El se revolvió airado. Miró a los presentes. El resplandor de las llamas se reflejaba en los rostros. Y los ojos se iban en pos de las pavesas. Un espejo antiguo del que iba desprendiéndose el azogue. Ese silencio ruin en el que se oye el manducar del fuego. Piensa que todos le deben algo. Todos harán lo que él diga. Pero lo sorprendió un sentimiento desconocido. El miedo que le producía su propia gente.

– ¿Y a mí qué me pregunta? -gritó Mariscal-. ¿Tengo yo que explicar si el fuego se apaga o no se apaga?

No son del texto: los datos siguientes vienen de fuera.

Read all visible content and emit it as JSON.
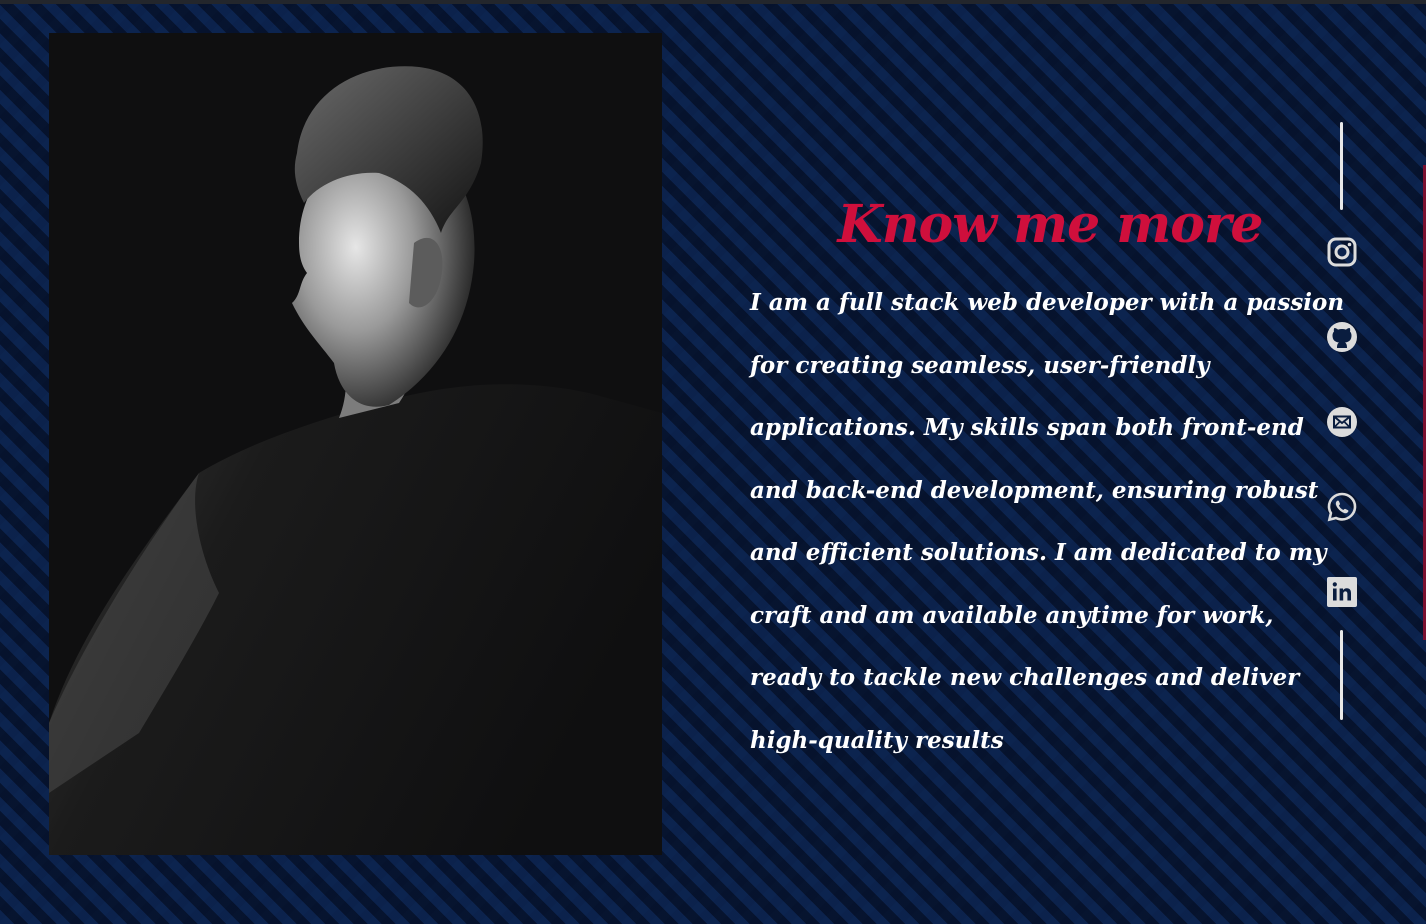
{
  "about": {
    "heading": "Know me more",
    "paragraph": "I am a full stack web developer with a passion for creating seamless, user-friendly applications. My skills span both front-end and back-end development, ensuring robust and efficient solutions. I am dedicated to my craft and am available anytime for work, ready to tackle new challenges and deliver high-quality results"
  },
  "photo": {
    "icon": "portrait-photo"
  },
  "social": [
    {
      "icon": "instagram-icon"
    },
    {
      "icon": "github-icon"
    },
    {
      "icon": "email-icon"
    },
    {
      "icon": "whatsapp-icon"
    },
    {
      "icon": "linkedin-icon"
    }
  ],
  "colors": {
    "background": "#0a1d3f",
    "accent": "#cf0f3c",
    "text": "#ffffff",
    "icon": "#dcdcdc"
  }
}
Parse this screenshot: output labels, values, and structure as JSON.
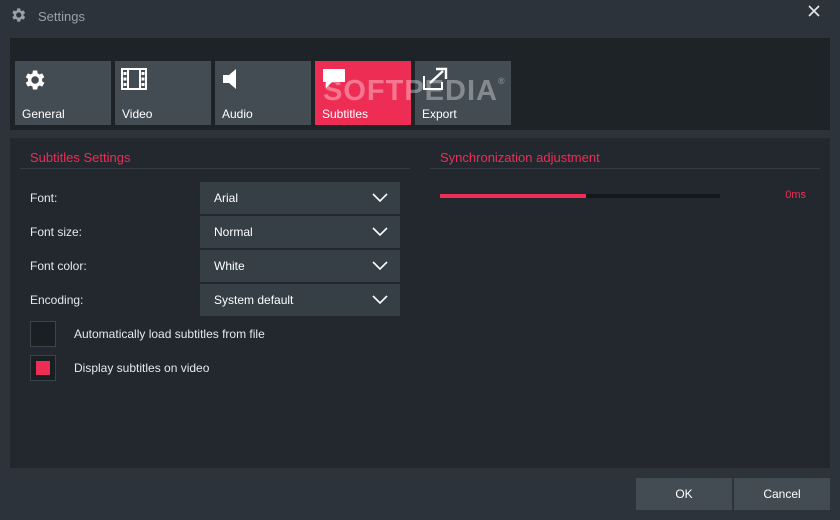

El paisano no supo qué decir. Se sentía confuso por la reacción del Viejo. El rencor de aquella voz. Pero todavía más cuando se dirigió a toda la concurrencia:

– ¿Quién soy yo? ¿Quién?

Fue recorriendo los rostros. Pasando revista. Algunos lo miraban de refilón, con temor o distancia. Pero nadie dijo nada. Sólo se oía el roer del fuego en las hendiduras, su forcejeo con la resistencia umbilical de hiedras y muros.

 

Leda salió de la escuela descalza, con los pies, los brazos y el rostro tiznados. A un gesto de Mariscal, Carburo se acercó a ella y recogió la maleta. Alguien, al fin, se aproximó a auxiliar a Malpica, recostado en un muro, taponando la herida con la mano. Leda lo miró al pasar. Sólo un momento. Nueve dedos. Una ausencia.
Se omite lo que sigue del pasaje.